Big Data is a very efficient technology set for data processing. Nowadays we produce really a lot of information every moment. For example, such a simple device as your smartwatch can collect data about your heart rate, a number of steps, walking speed, location, etc. All this information can be processed because of Big Data services. That’s why your smartwatch or fitness band can make recommendations for physical form based on your data and data of other users.
Using of Big Data
The example with smartwatches is one of the simplest despite the complexity of the technology itself. Big Data is widely used in very different areas. For example, the healthcare uses Big Data for the diagnosis. There are a lot of cancer tumors that the human eye can’t distinguish in pictures but taught neural networks can do it. This is the way how technology can save lives.
Drone cars also use Big Data for collecting and analyzing the road, creating routes, and making decisions when to stop, turn and do other actions.
Even restaurants can use Big Data for making supply predictions. The neural network can analyze how weather, day of the week, and other parameters influence the number of visitors. After that restaurants can make bigger or smaller supplies for each day.
Thus, almost any are can use Big Data for work optimization and increasing cost-efficiency.
How understand that you need Big Data implementation?
Big Data has three main characteristics: volume (you need to process a lot of information), variety (you need to process a different type of information, for example, images and text at the same time) and velocity (you need to process data fast). Thus, if your project has such characteristics, you might use Big Data.
You should pay attention to one more point – value. Big Data implementation is quite expensive. You will need to pay for the technologies and also to the specialists who will work with the project. Thus, you need to understand the future profit, current expenses, and make a conclusion about efficiency.
Two ways of Big Data implementation
You can implement Big Data in two common ways – to hire an in-house team or to hire an outsourcing team. If you choose the in-house team prepare to invest a lot of resources. You’ll need to invest in the HR and recruitment department for hiring the whole team. Hiring one by one is a long process, so you can’t start the project immediately. Also, you might need to spend time for adaptation and to equip new workplaces or even change the office fo a bigger one.
The outsourcing team is more beneficial. You will hire the whole team at once. Usually, this is an experienced cohesive team that doesn’t need time for adaptation. They can start to implement Big Data immediately. And you will not have the problem with farewell after the project ends. With an in-house team, this point is more complicated. You might need to pay salaries to a team on the bench or find a new project or fire the team.

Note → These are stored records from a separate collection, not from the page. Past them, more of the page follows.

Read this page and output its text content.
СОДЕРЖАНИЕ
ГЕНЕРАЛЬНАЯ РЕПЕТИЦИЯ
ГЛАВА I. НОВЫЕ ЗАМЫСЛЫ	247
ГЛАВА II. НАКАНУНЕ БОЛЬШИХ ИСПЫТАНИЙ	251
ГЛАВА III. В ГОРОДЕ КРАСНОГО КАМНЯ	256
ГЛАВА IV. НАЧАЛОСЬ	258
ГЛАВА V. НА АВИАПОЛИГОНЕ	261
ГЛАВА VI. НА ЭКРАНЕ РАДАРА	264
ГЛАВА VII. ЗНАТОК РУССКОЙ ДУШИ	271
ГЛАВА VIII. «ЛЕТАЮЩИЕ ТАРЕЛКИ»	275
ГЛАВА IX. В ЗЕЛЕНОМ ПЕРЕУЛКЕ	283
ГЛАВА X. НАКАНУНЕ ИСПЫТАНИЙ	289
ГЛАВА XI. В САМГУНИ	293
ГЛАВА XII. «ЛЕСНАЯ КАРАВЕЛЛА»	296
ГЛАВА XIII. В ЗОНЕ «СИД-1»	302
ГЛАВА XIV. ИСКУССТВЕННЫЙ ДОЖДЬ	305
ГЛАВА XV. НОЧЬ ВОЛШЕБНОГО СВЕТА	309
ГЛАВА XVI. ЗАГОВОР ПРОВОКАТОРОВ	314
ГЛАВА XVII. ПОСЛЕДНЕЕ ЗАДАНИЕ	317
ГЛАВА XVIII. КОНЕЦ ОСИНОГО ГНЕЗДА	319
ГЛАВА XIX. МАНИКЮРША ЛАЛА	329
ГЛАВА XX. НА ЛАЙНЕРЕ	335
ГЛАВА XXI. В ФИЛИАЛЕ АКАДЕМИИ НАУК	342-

Conclusion: how to implement Big Data with minimum risks and expenses?
Wrapping up, we can say that Big Data service provider is the most efficient way to implement Big Data. Managed Service Provider (MSP) is a company with strong and experienced specialists. You can hire a dedicated team from MSP and start projects fast and efficiently.
The dedicated team can make analysis before implementation and create the strategy and plan of the project. Thus, you’ll understand all the steps of implementation and will have the ability to add details. Big Data service provides will save your costs and make a successful project.